The British pound surged on Monday to $1.4072 against the U.S. dollar following the report that an agreement between the U.K and European Union was close ahead of their joint meeting later today in London.

The talks broke down in December when the U.K refused the EU proposal separating the Irish border from the rest of the U.K.

While the U.K. officials were reported to have said the terms of the transition are already agreed and just waiting to be signed by the U.K.’s Brexit Secretary David Davis and EU counterpart Michel Barnier, experts think any gain in pound now will be temporary, given longer-term challenges faced on trades with the EU that needs to be settled.

“The stronger pound reflects building optimism that a transition deal will be agreed this week,” said Lee Hardman, an analyst at MUFG. “The EU press conference has fueled optimism of a breakthrough in talks over the weekend.”

A positive Brexit deal would further strengthen the odds of the Bank of England raising interest rates as early as May 2018. The chance of the central bank raising rates rose from 5 percent in February to 82 percent in March as more investors continued to price in that possibility.

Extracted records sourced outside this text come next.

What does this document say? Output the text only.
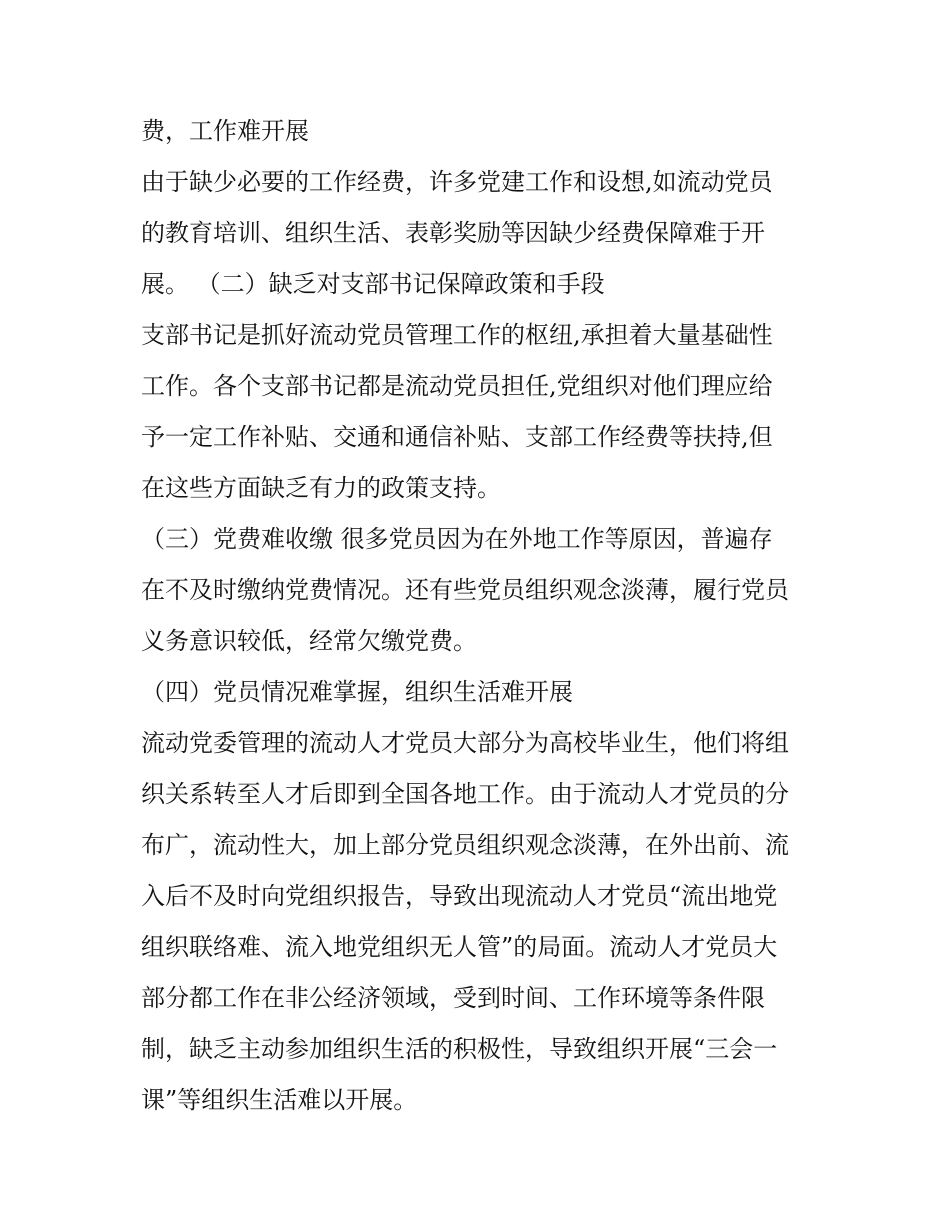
费，工作难开展
由于缺少必要的工作经费，许多党建工作和设想,如流动党员
的教育培训、组织生活、表彰奖励等因缺少经费保障难于开
展。 （二）缺乏对支部书记保障政策和手段
支部书记是抓好流动党员管理工作的枢纽,承担着大量基础性
工作。各个支部书记都是流动党员担任,党组织对他们理应给
予一定工作补贴、交通和通信补贴、支部工作经费等扶持,但
在这些方面缺乏有力的政策支持。
（三）党费难收缴 很多党员因为在外地工作等原因，普遍存
在不及时缴纳党费情况。还有些党员组织观念淡薄，履行党员
义务意识较低，经常欠缴党费。
（四）党员情况难掌握，组织生活难开展
流动党委管理的流动人才党员大部分为高校毕业生，他们将组
织关系转至人才后即到全国各地工作。由于流动人才党员的分
布广，流动性大，加上部分党员组织观念淡薄，在外出前、流
入后不及时向党组织报告，导致出现流动人才党员“流出地党
组织联络难、流入地党组织无人管”的局面。流动人才党员大
部分都工作在非公经济领域，受到时间、工作环境等条件限
制，缺乏主动参加组织生活的积极性，导致组织开展“三会一
课”等组织生活难以开展。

This is likely to push the probability to almost 100 percent if a transition deal with the EU is reached later today.

“We need to see the language, conditions etc., but this is obviously progress and likely enough to cement a May hike in our view,” said John Wraith, head of macro rates strategy in London at UBS Group AG. “The stakes are going to get rapidly higher so if you’re going to get short-term relief reflected in a stronger sterling, higher short-end rates, a more hawkish MPC, it will prove short-lived,” said Wraith, who sees the pound dropping to $1.37 by year-end.”

The Pound is expected to jump above 1.4105 price level to 1.4208 if the deal materialized with positive acceptance across global financial markets.